Gypsy Rose Blanchard is addressing the backlash she’s receiving after appearing to flippantly reference the 2015 murder of her mother, Clauddine “Dee Dee” Blanchard, in a TikTok video.
In an interview with TMZ published Monday, Gypsy Rose Blanchard, who went to prison after convincing a boyfriend to kill her abusive mother, said her aim was to “take accountability for the wrongs that [I’ve] done” when she teamed up with influencer Natalie Reynolds for a “We Listen and We Don’t Judge” challenge video.
“I do deeply apologize to anyone who may have been offended by it. That was never my intention,” she said. “I was not laughing about it. I don’t think it’s funny to joke about a heavy topic and my past.”
She went on to note: “I am trying to be my authentic self, and if my authentic self is saying, ‘I did something bad in my past, but look at where I am now,’ that’s where I’m coming from with it. But I would never joke about my past.”

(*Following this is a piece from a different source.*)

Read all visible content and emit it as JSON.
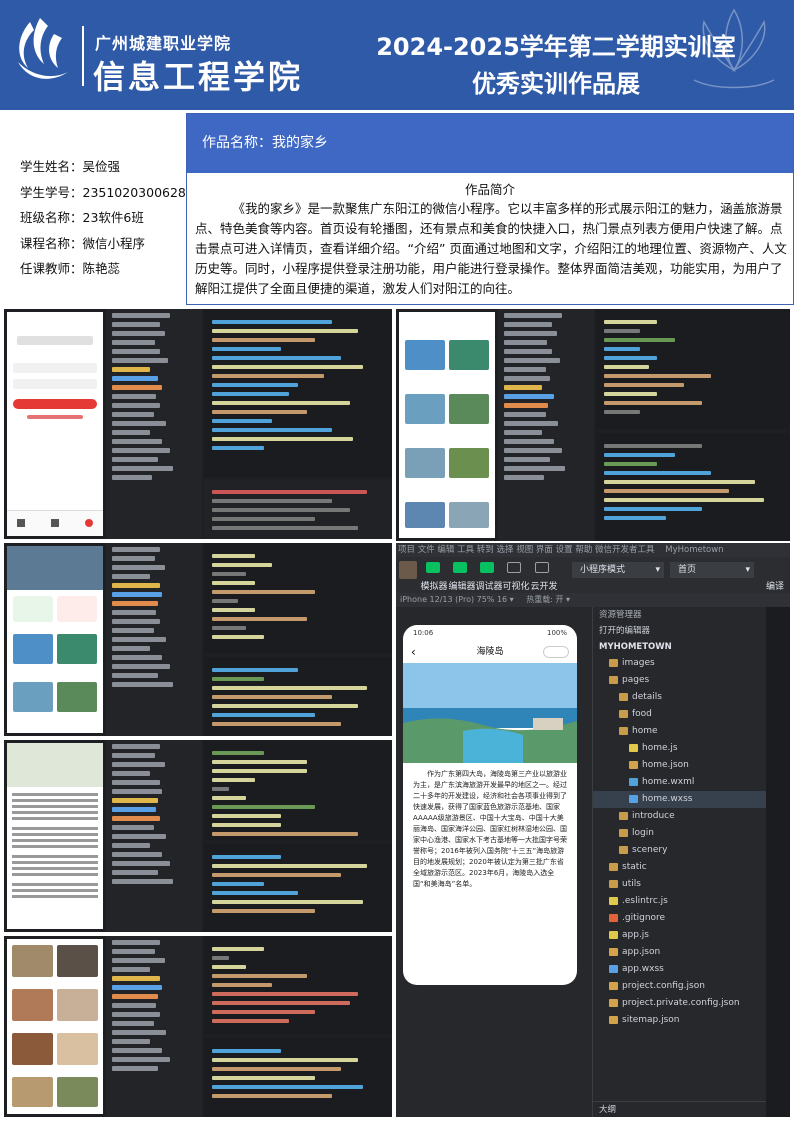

Participants in the viral “We Listen and We Don’t Judge” challenge are asked to put a positive or lighthearted spin on difficult life moments.
In a video Reynolds posted on Saturday, Blanchard recalls how she “went to prison for eight and a half years” before making an “X” hand gesture and adding “…my own mom.”
As of Tuesday morning, the clip has been viewed more than 14 million times on TikTok alone and drawn a plethora of negative comments.
“Imagine her daughter watching this one day,” one person wrote, alluding to 1-year-old Aurora Raina, whom Blanchard shares with her boyfriend, Ken Urker.
Another person added, “there’s absolutely nothing funny in this, this is actually so freaking wrong.”
Blanchard, now 34, was released from prison in 2023 after serving eight years for the second-degree murder of her mother.
The elder Blanchard had made her daughter a victim of Munchausen syndrome by proxy, a form of abuse in which a parent or guardian deliberately makes a child ill or misrepresents their health with the aim of garnering attention and sympathy from others.
To reinforce the charade, she forced her daughter to use a wheelchair, shaved her daughter’s head to mimic the side effects of chemotherapy and also gave her unnecessary medicine that caused severe tooth decay.
After her mother was found stabbed to death in her Springfield, Missouri, house in 2015, Gypsy Rose Blanchard admitted to conspiring with her former boyfriend, Nicholas Godejohn, to kill her mom, arranging for him to carry out the act while she hid elsewhere in the house.
Godejohn was found guilty of first-degree murder and sentenced to life in prison without parole, along with an additional 25 years for armed criminal action. In her plea deal with prosecutors, Blanchard agreed to a 10-year prison sentence.
The case has inspired numerous books, films and true crime documentaries. In 2019, actor Patricia Arquette won an Emmy and a Golden Globe for her portrayal of Dee Dee Blanchard in the scripted Hulu series “The Act,” co-starring Joey King as Gypsy Rose Blanchard.